イギリス(ハートフォードシャー)
半年間、王立獣医科大学のStructure and Motion Laboratoryで研究活動を行いました。当初の計画では、昆虫の飛翔時に生じる後方気流を可視化するPIV撮影(粒子画像流速測定法)という実験を通じ、解析技術の習熟と飛翔効率に関わるパラメータの考察を目指していました。日本での装置設定に苦労していたため、この分野の第一人者であるBomphrey教授の指導を仰ぐことが目標の一つでした。しかし渡航後、英国内での実験には専用ライセンスが必要なこと、設備が解体されていたこと、時季的に対象昆虫の採集が困難なことが判明しました。そこで、研究目的は維持しつつ、バイオインフォマティクスや統計分析へと手法を切り替えました。
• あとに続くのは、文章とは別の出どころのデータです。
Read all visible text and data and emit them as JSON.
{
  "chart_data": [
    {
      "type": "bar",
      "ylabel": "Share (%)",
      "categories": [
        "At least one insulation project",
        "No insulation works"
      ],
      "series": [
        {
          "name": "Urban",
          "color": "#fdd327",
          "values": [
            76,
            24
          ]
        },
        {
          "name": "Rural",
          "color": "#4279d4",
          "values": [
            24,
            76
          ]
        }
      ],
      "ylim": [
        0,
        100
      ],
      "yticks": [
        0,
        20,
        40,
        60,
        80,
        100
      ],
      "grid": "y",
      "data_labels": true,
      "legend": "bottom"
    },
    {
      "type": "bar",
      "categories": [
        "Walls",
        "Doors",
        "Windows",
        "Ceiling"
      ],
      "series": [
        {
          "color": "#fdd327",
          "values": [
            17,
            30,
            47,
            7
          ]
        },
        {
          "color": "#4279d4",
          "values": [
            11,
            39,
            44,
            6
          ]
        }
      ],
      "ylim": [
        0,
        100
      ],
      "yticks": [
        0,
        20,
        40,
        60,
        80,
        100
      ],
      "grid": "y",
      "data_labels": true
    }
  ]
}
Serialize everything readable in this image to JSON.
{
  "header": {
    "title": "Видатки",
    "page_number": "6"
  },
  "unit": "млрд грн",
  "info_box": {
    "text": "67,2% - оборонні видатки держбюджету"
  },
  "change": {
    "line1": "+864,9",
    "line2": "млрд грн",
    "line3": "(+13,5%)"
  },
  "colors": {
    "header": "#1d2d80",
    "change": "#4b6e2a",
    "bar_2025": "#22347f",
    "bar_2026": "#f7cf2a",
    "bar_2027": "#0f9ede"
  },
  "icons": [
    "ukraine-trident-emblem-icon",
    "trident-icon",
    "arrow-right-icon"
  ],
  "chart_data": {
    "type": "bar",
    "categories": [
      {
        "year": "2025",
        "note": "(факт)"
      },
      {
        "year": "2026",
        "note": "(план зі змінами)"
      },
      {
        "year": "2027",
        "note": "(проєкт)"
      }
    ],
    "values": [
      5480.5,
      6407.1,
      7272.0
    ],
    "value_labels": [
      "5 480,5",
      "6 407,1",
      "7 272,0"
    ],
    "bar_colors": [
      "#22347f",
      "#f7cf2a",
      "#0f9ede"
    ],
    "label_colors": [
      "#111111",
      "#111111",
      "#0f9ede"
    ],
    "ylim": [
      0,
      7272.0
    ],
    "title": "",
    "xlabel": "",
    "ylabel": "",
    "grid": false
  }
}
機械工学出身の私には未知の分野でしたが、研究室の博士課程の学生や紹介していただいた教授に助言を請い、手法の妥当性や基礎的理解を深めました。Bomphrey教授とは、今でも隔週程度でミーティングを行っており、帰国後に2度の学会発表を終え、現在は比較生物学分野の学術誌への論文投稿を目指しています。
生活面では、Flatshareというアプリで見つけた家で3人のインド人男性と共同生活を送りました。家賃が高騰しているロンドン近郊ではシェアハウスが一般的です。留学当初、てんやわんやだった私に彼らが作ってくれたスパイスカレーの味は忘れられません。打ち解けてからは何種類もの南インドのレシピを教わりました。日本食が恋しくなることもありましたが、ロンドンには日本食材店も多く、彼らにラーメンやお好み焼きを振る舞うと大変喜んでくれ、私も嬉しくなりました。